Poland to stop Russian oil imports in February or March says PM

Poland should cut to zero the level of Russian crude oil imports in February or March, Mateusz Morawiecki, the prime minister, has said.
The Polish government has made the ending of Russian carbon fuel imports a priority owing to Russia's invasion of Ukraine, although the country had already been moving away from Russian oil for a number of years.
"We have been reducing Russian oil imports since 2016. At the beginning of the year, we cut them to 10 percent," Morawiecki told reporters after a government meeting on Tuesday.
"And they (oil imports - PAP) will go down to zero or nearly to zero in February or March," he said, adding that Poland could resign from the contracted oil but it would still have to pay for it.
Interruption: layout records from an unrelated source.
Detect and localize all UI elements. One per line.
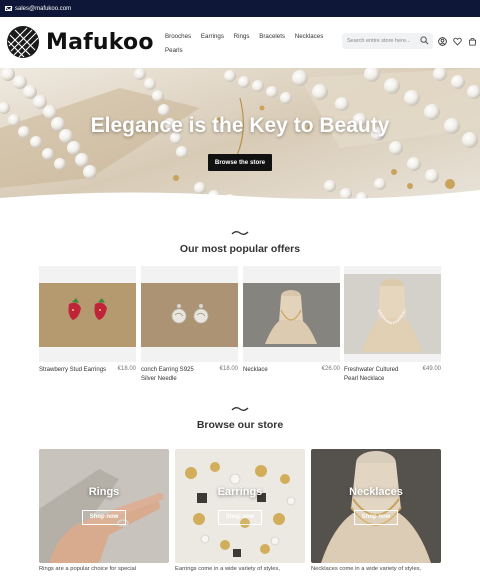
category-title: Necklaces (349, 486, 403, 498)
product-image[interactable] (39, 266, 136, 362)
shop-now-button[interactable]: Shop now (218, 510, 262, 525)
cart-icon[interactable] (468, 37, 477, 46)
brand-name[interactable]: Mafukoo (46, 30, 154, 55)
wave-divider-icon (231, 407, 249, 411)
product-price: €18.00 (219, 366, 238, 372)
nav-item-bracelets[interactable]: Bracelets (259, 33, 285, 40)
nav-item-brooches[interactable]: Brooches (165, 33, 191, 40)
wishlist-icon[interactable] (453, 37, 462, 46)
site-header: Mafukoo Brooches Earrings Rings Bracelet… (0, 17, 480, 68)
top-bar: sales@mafukoo.com (0, 0, 480, 17)
account-icon[interactable] (438, 37, 447, 46)
shop-now-button[interactable]: Shop now (82, 510, 126, 525)
category-image (175, 449, 305, 563)
category-title: Rings (88, 486, 120, 498)
main-nav: Brooches Earrings Rings Bracelets Neckla… (165, 30, 335, 58)
popular-section-title: Our most popular offers (179, 243, 301, 255)
product-price: €49.00 (422, 366, 441, 372)
nav-item-earrings[interactable]: Earrings (201, 33, 224, 40)
category-description: Necklaces come in a wide variety of styl… (311, 566, 422, 572)
product-name[interactable]: Strawberry Stud Earrings (39, 366, 107, 375)
search-placeholder: Search entire store here... (347, 38, 411, 44)
logo-icon[interactable] (7, 26, 39, 58)
hero-title: Elegance is the Key to Beauty (90, 114, 390, 137)
browse-store-button[interactable]: Browse the store (208, 154, 272, 171)
product-name[interactable]: Freshwater Cultured Pearl Necklace (344, 366, 412, 384)
hero-image (0, 68, 480, 213)
category-card-rings[interactable]: Rings Shop now (39, 449, 169, 563)
shop-now-button[interactable]: Shop now (354, 510, 398, 525)
search-input[interactable]: Search entire store here... (342, 33, 433, 49)
contact-email[interactable]: sales@mafukoo.com (15, 6, 71, 12)
category-image (39, 449, 169, 563)
mail-icon (5, 6, 12, 11)
wave-divider-icon (231, 231, 249, 235)
search-icon[interactable] (420, 36, 429, 45)
browse-section-title: Browse our store (196, 419, 284, 431)
nav-item-pearls[interactable]: Pearls (165, 47, 183, 54)
category-title: Earrings (217, 486, 263, 498)
category-image (311, 449, 441, 563)
product-image[interactable] (243, 266, 340, 362)
category-description: Earrings come in a wide variety of style… (175, 566, 281, 572)
category-card-earrings[interactable]: Earrings Shop now (175, 449, 305, 563)
product-image[interactable] (141, 266, 238, 362)
product-name[interactable]: conch Earring S925 Silver Needle (141, 366, 209, 384)
product-price: €26.00 (321, 366, 340, 372)
product-name[interactable]: Necklace (243, 366, 311, 375)
category-description: Rings are a popular choice for special (39, 566, 136, 572)
hero-banner (0, 68, 480, 213)
nav-item-necklaces[interactable]: Necklaces (295, 33, 324, 40)
nav-item-rings[interactable]: Rings (234, 33, 250, 40)
product-image[interactable] (344, 266, 441, 362)
category-card-necklaces[interactable]: Necklaces Shop now (311, 449, 441, 563)
product-price: €18.00 (117, 366, 136, 372)
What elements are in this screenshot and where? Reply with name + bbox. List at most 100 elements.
Morawiecki said that the reduction of Russian oil imports was possible thanks to the imposition of EU sanctions, and added that "Poland was the main initiator of a total embargo on Russian carbon fuels" owing to Russia's war on Ukraine.
PKN Orlen, the country's leading oil and gas company, announced on Saturday that Russia had suspended deliveries of oil to Poland via the Druzhba pipeline.
According to PKN Orlen, since the beginning of February, when the contract with the Russian energy firm Rosneft expired, Russian oil imports covered only 10 percent of its needs. These were only pipeline deliveries which had not been placed under international sanctions.
In all, 90 percent of Orlen's oil now comes from other sources than Russia.